Machine Learning für Versicherer: Automatisch Fehler vermeiden

Oliver Hechler. Quelle: BSI

Die Versicherungswirtschaft mit ihren riesigen Datenbeständen und vielfach standardisierten Abläufen gehört definitiv zu den Profiteuren der künstlichen Intelligenz: Laut einer Studie von Cap Gemini Consulting (2019) bestätigten 34 Prozent der Befragten aus Versicherungsunternehmen den Einsatz künstlicher Intelligenz (KI) im operativen Bereich.

Bevorzugt eingesetzt wird KI laut Untersuchungen des Marktforschungs- und Beratungshauses Forrester Research für ein effizienteres Management von Prozessen und im Bereich Customer Engagement. Wenn Versicherer hier jedoch messbare Erfolge erzielen wollen, brauchen sie einen abteilungsübergreifenden Datenfluss, der es erlaubt, in kürzester Zeit und automatisiert hochdetailliertes Wissen über Kunden zu generieren.
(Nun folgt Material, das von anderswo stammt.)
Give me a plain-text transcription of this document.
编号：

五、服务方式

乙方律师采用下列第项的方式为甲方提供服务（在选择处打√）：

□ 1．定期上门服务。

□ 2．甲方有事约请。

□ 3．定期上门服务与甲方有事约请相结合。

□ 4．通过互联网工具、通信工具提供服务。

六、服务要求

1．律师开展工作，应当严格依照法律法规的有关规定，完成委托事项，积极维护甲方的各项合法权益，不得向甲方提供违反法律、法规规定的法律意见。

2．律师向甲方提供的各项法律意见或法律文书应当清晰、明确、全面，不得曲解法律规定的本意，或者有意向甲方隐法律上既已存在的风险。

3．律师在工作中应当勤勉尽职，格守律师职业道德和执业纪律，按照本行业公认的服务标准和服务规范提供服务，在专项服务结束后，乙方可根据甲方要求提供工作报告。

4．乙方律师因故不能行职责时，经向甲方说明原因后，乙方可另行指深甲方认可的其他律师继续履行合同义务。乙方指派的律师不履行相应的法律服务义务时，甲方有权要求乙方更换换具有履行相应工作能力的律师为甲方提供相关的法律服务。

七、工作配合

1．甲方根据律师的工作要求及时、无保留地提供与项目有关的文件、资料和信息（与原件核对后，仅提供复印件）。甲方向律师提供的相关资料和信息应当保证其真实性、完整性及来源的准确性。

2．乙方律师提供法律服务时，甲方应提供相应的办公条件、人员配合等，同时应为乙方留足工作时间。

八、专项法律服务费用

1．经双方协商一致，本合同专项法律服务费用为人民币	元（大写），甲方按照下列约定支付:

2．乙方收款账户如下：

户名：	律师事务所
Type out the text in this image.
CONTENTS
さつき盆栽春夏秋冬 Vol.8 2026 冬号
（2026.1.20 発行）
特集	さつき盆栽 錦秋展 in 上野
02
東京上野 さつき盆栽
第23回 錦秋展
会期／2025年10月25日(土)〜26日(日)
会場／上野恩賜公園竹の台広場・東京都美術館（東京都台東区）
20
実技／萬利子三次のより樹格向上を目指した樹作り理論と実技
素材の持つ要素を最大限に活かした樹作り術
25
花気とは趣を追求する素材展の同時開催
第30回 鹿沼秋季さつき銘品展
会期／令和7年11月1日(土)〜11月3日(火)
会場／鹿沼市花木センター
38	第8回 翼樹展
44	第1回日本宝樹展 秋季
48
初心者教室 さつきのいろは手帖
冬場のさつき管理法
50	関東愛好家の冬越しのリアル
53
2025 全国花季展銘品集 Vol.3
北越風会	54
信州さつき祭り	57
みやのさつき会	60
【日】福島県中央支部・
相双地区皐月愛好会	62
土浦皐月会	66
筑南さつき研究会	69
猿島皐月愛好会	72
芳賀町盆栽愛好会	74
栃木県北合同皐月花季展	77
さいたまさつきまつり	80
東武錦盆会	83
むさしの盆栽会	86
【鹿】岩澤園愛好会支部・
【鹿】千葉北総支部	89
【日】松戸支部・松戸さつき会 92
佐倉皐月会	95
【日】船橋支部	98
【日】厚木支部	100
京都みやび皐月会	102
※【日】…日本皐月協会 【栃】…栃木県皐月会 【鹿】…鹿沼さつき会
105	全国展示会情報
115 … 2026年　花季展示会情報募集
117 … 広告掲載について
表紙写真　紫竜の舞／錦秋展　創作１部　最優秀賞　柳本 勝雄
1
Anschließend sind diese Erkenntnisse in gezielte Marketing-Aktionen zu überführen, die einen aktuellen Bedarf treffen.  

Mit Machine Learning Plattformen wie BSI Brains, die aus der Verarbeitung und Analyse großer Mengen historischer und Echtzeit-Daten lernen, sind aber auch noch andere Use Cases denkbar. BSI Brains setzt auf der Marketing Automation Plattform BSI Studio auf, mit der Versicherer ihre Kundenkommunikation personalisiert an Lebensereignissen ihrer Kunden ausrichten können. So profitieren Versicherer von einer hoch personalisierten und automatisierten Kundenkommunikation, optimieren ihre Abläufe und eröffnen sich den Zugang zu neuen Geschäftsmodellen:  

  • Reduzierung der Churn Rate: Die Systeme trainieren mit den riesigen Datenmengen der Versicherer und lernen mit der Zeit, Muster zu erkennen. Wenn also ein Kunde bereits mehrere Beschwerden beim Versicherer platziert hat, könnte dies darauf hindeuten, dass er absprunggefährdet ist. Eine proaktive Kontaktaufnahme durch den Versicherer oder den Vermittler hinterlässt einen positiven Eindruck und stärkt die Kundenbindung.  
  • Up- und Cross-Selling: Über die Analyse von Kundendaten und Interaktions-Historien lässt sich die Versicherungssituation von Kunden prüfen und zusätzlicher Bedarf ableiten. Auf dieser Grundlage kann der Versicherer dem Kunden dann neue Produkte vorschlagen.
  • Schadensmanagement: Durch Mustererkennung in aktuellen und historischen Daten sind berechtigte Forderungen, aber auch Versicherungsbetrug schneller identifizierbar. Durch Analysen historischer Daten in Kombination mit Bilderkennung können Versicherer außerdem die Schwere von Schäden – beispielsweise nach Unwettern – und Reparaturkostenschätzungen automatisch schneller ermitteln.
  • Individuelle Versicherungslösungen und Aufbau von Ökosystemen: Die Digitalisierung hat in zahlreichen Branchen flexible Nutzungsmodelle entstehen lassen und den Mindset der Verbraucher dadurch verändert. Darauf muss auch die Versicherungsbranche reagieren, etwa mit nutzungsbasierten Versicherungen mit flexibler Laufzeit, und dem Aufbau von Ökosystemen in Kooperation mit Unternehmen anderer Branchen. So bieten etwa die Basler Versicherungen gemeinsam mit dem Schweizer Einrichtungshaus Pfister Kunden einen exklusiven Versicherungsschutz für alle bei Pfister gekauften Möbel, und zwar für einen Zeitraum von vier Jahren. Die Ansprache der Kunden, bei denen ein Bedarf identifiziert wurde, erfolgt über BSI Studio.
  • Underwriting und Risikobewertung: Bislang je nach Versicherungsfall ein relativ komplexer Prozess, lassen sich auf Basis historischer Transaktionsdaten Risiken schneller und solider bewerten als bei manueller Bearbeitung .

Daneben lassen sich mit BSI Brains noch weitere Use Cases umsetzen, die individuell auf den Kunden abgestimmt sind. In jedem Fall haben Versicherer mit Machine Learning die Chance, ihre Kunden mit personalisierten Angeboten zu überzeugen, einen signifikanten Vorsprung im Markt zu gewinnen – und dem Drohpotenzial der Insurtechs eine klare Absage zu erteilen.